Sunday, January 3, 2010

middle class stalemate

What place do my sequined leggings have in the revolution?

Will I roll in on my bicycle with sparkling gun screaming "don't I look sexy?!"

I think about the food in my overfed belly, the money in my pocket, look in the mirror at my beautiful pale face and ask "how much do you REALLY hate capitalism? It's working for you"

It is insidious that this system works for some people. I can complain all I want about how it is fucking me but in the end, my life is sugar and roses baby.

But the roses prick my fair skin and the sugar gives me diabetes. I watch people get stomped on, get sick, get exploited, get heartbroken, get chewed up, spit out,

DIE,

on my computer that I bought with my middle class money in my easy chair made by a third world child in my heated home in my middle class neighborhood.

WHY

am I here?

There is a fine line between white/class guilt and consciousness.
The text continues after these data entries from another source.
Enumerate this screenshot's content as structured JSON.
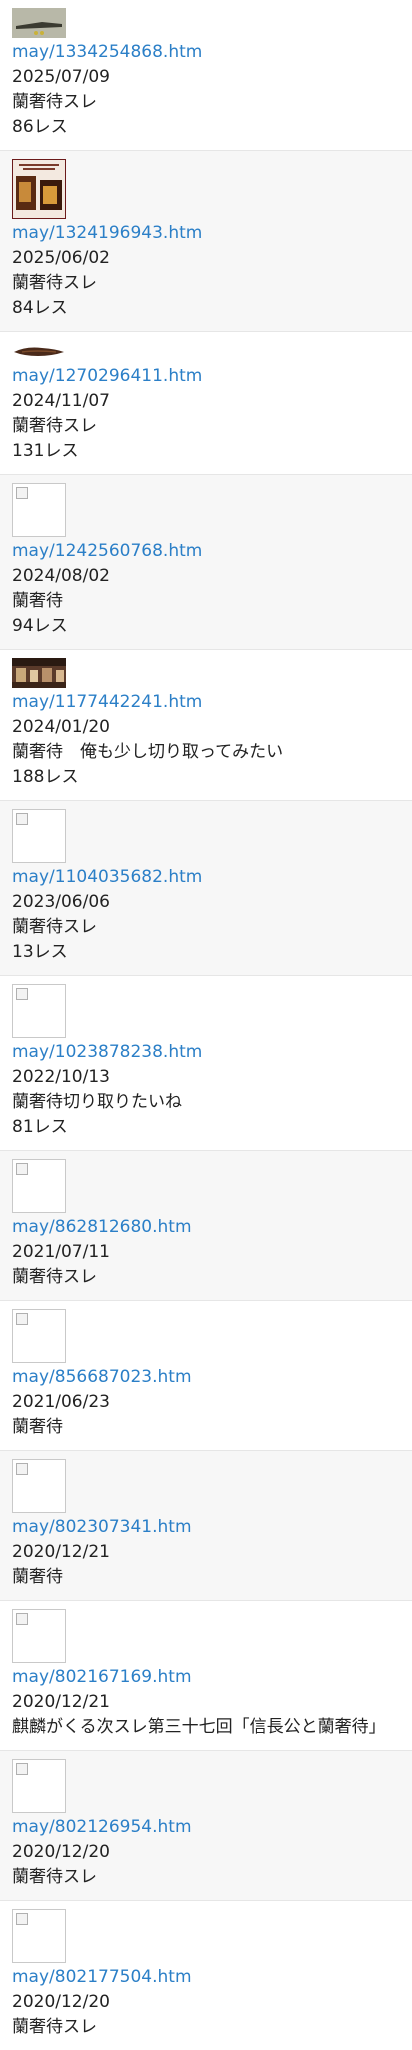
{
  "threads": [
    {
      "link": "may/1334254868.htm",
      "date": "2025/07/09",
      "title": "蘭奢待スレ",
      "replies": "86レス",
      "thumbnail": "sword-photo"
    },
    {
      "link": "may/1324196943.htm",
      "date": "2025/06/02",
      "title": "蘭奢待スレ",
      "replies": "84レス",
      "thumbnail": "poster-photo"
    },
    {
      "link": "may/1270296411.htm",
      "date": "2024/11/07",
      "title": "蘭奢待スレ",
      "replies": "131レス",
      "thumbnail": "wood-piece-photo"
    },
    {
      "link": "may/1242560768.htm",
      "date": "2024/08/02",
      "title": "蘭奢待",
      "replies": "94レス",
      "thumbnail": "broken-image"
    },
    {
      "link": "may/1177442241.htm",
      "date": "2024/01/20",
      "title": "蘭奢待　俺も少し切り取ってみたい",
      "replies": "188レス",
      "thumbnail": "exhibit-photo"
    },
    {
      "link": "may/1104035682.htm",
      "date": "2023/06/06",
      "title": "蘭奢待スレ",
      "replies": "13レス",
      "thumbnail": "broken-image"
    },
    {
      "link": "may/1023878238.htm",
      "date": "2022/10/13",
      "title": "蘭奢待切り取りたいね",
      "replies": "81レス",
      "thumbnail": "broken-image"
    },
    {
      "link": "may/862812680.htm",
      "date": "2021/07/11",
      "title": "蘭奢待スレ",
      "replies": "",
      "thumbnail": "broken-image"
    },
    {
      "link": "may/856687023.htm",
      "date": "2021/06/23",
      "title": "蘭奢待",
      "replies": "",
      "thumbnail": "broken-image"
    },
    {
      "link": "may/802307341.htm",
      "date": "2020/12/21",
      "title": "蘭奢待",
      "replies": "",
      "thumbnail": "broken-image"
    },
    {
      "link": "may/802167169.htm",
      "date": "2020/12/21",
      "title": "麒麟がくる次スレ第三十七回「信長公と蘭奢待」",
      "replies": "",
      "thumbnail": "broken-image"
    },
    {
      "link": "may/802126954.htm",
      "date": "2020/12/20",
      "title": "蘭奢待スレ",
      "replies": "",
      "thumbnail": "broken-image"
    },
    {
      "link": "may/802177504.htm",
      "date": "2020/12/20",
      "title": "蘭奢待スレ",
      "replies": "",
      "thumbnail": "broken-image"
    }
  ]
}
So fine that it blends into my skin sometimes and I lose it in my mess of freckles and scars and sometimes it gets caught in the seems of my thrift store jeans. And I realize that asking

what did I do to deserve this?

is actually a narcissistic question. I don't deserve shit. That's the nature of privilege.

I'm tired. More on this tomorrow.

1 comment:

  1. I really liked this. I always liked your stuff but I really liked this one. Ok, back to job hunting.